Filing welds

chris in va

Mar 4, 2005
Louisville KY
I finally had my CZ's slide crack fixed, it should be here in a few days. I have never had to file down welds before, as a beginner should I get a basic set or would careful Dremel work be better? The microwelding is in some tight spots around the extractor groove and slide rails.

If I go the file route, what set do you recommend?


Whatever you end up using, just go very slowly and take off a little bit of material at a time. Unless you have some kind of deadline, removing too little is not a problem--you can just take off a bit more. Removing too much, on the other hand... Where people get in trouble is they get impatient and/or tired and start trying to speed things up, then they take off more than they intend, or the tool slips.

If you file, take a stroke or two, look at everything to see if the file is touching/cutting something you didn't mean it to, make sure the removal is going to be level with the original surface, then repeat. You'll learn as you go--just go slowly enough and check frequently enough that you have a chance to learn before something gets messed up.

If you get tired or start feeling the need to go fast, put it away and come back another time.

Leaving a radius (even a small one) in the corners will make it stronger and less likely to fail in the future.
I would suggest putting a layer of painter's tape on each side of the weld before you start.
Replace the tape if it gets too scuffed up.
You can always remove the tape for the final cut.
I like to do final burnishing on outer surfaces using the hardest, smoothest piece of steel stock that I have at hand.
Whatever you try, stay away from a Dremel, unless you have been been using them in industry (highly unlikely).
The advice for "safe-sided" files is very helpful. Those are files which do not have teeth on their sides. Won't find them in most hardware stores.
Seems I keep talking about finding gunsmiths lately. Milling out the excess weld is easy with a mill and good machinists vice. Yep, you can sure do it yourself, but I’d suggest you at least look at the cost. Surely Louisville has some quality smiths.

A safe-sided file would do it nicely if you have room to use it. They are the best thing since sliced bread.

I’ve done a fair amount of Dremel work and think you might could do this job with sanding drums.
McMaster Carr has a nice selection of safe side files to chose from . I bought the finest grit they had , about 4 inches long . A joy to use .
Set of small safe sided riffler files. They're like Swiss files; should have a set of them too.
Some of the safe sided files around my bench.
The Boride Engineering and Eze-Laps are designed for hard metals. Nicholson has a few safe-sided choices.
Acquiring a variety of nice files is expen$ive.
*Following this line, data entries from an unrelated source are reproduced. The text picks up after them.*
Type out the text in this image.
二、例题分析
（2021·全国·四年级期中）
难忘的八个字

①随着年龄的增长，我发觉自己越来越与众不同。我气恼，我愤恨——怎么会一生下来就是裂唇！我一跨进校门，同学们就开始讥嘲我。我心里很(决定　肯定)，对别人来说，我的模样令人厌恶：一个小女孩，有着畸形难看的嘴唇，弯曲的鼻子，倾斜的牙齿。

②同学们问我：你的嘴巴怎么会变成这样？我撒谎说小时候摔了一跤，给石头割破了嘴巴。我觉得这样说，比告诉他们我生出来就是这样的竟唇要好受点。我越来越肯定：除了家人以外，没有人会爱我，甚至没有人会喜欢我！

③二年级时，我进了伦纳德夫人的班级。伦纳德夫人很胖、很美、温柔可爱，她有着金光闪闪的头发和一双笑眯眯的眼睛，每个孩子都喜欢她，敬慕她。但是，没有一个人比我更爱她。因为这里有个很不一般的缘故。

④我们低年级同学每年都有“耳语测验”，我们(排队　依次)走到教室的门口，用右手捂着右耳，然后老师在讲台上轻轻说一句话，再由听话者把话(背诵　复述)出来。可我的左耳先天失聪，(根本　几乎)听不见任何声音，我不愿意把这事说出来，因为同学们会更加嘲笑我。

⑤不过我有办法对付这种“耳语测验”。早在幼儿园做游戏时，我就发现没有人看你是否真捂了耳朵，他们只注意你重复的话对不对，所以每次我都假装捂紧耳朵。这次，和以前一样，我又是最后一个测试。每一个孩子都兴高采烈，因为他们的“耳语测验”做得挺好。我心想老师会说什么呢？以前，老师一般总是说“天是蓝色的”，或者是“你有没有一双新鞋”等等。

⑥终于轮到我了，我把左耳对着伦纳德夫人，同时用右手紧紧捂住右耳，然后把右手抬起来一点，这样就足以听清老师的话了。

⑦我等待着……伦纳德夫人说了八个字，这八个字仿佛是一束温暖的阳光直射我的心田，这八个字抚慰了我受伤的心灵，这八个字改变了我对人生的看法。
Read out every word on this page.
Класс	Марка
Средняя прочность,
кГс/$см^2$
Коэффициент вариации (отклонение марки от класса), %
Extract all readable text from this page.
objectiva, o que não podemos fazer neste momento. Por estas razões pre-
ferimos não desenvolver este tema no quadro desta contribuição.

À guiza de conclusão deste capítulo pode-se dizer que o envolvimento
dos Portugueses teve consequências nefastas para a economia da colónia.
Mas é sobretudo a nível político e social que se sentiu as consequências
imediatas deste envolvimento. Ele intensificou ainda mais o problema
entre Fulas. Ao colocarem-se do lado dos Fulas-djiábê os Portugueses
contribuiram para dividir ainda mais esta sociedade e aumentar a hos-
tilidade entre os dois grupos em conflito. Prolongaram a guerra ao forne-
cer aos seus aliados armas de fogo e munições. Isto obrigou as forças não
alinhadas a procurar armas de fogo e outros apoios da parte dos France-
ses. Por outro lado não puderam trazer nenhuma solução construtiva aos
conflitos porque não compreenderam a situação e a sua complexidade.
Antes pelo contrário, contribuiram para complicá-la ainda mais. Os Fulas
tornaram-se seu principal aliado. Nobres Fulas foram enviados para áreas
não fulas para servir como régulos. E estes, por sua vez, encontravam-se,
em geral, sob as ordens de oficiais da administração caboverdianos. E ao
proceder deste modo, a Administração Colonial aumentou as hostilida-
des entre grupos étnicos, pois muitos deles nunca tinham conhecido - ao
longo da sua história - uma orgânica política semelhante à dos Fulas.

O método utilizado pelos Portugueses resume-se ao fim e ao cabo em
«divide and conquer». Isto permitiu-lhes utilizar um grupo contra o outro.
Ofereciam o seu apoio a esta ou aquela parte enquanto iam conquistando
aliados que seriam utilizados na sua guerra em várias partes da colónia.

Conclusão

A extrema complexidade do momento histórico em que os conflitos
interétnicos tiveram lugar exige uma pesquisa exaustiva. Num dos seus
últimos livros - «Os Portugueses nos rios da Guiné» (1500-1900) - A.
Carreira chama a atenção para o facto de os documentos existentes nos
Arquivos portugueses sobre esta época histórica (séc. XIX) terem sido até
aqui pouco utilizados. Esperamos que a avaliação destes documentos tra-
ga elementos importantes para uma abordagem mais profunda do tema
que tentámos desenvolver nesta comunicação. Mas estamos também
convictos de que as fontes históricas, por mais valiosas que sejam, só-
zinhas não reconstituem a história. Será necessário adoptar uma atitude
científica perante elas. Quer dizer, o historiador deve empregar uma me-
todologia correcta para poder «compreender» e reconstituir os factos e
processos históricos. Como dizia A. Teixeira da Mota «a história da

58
Especially getting into screw slot files.
Chalk is the gunsmith's file friend.

EZE-LAP Diamond files copy.jpg Screenshot 2024-01-28 at 7.51.12 AM.png IMG_5209 copy.jpg Screenshot 2024-01-28 at 7.48.47 AM.png IMG_9667 copy.jpg IMG_9668 copy.jpg IMG_9676 copy.jpg IMG_9679 copy.jpg IMG_9675 copy.jpg

Last edited:
Dremel NO, put it down and walk away.
Good suggestions but I missed the part about keeping the file lubed and use your file card every few strokes. Very important for file life and nice finish.
I'm fairly good with a file, but that just screams 'mill' to me. You've spent the $$ for the first part of the repair, having it completed correctly is probably smart money.

A little off topic but where does one find the safe sided file? I just did a Dawson front sight yesterday. Safe sided file would have been nice. OP you already good suggestions here...
Go slow and dip in water frequently, if it turns blue, you wasted your time.

Takes a little longer but if you “safe” a 3 sided file, you’ve got the best deburr knife there is.

Why isn't the gunsmith who did the weld filing it?
Or, it could be asked, why would you have a non gunsmithing welder do the work?
Good point but why ask why. I've welded milling machine and lath parts for restoration projects and I'm not a machinist. Picking up what I'm layin down.
You don't just grab any old rod (or load any old wire) when working on the type of weld the OP had done. Entirely different than when I had my son weld the buttplate back onto my AK.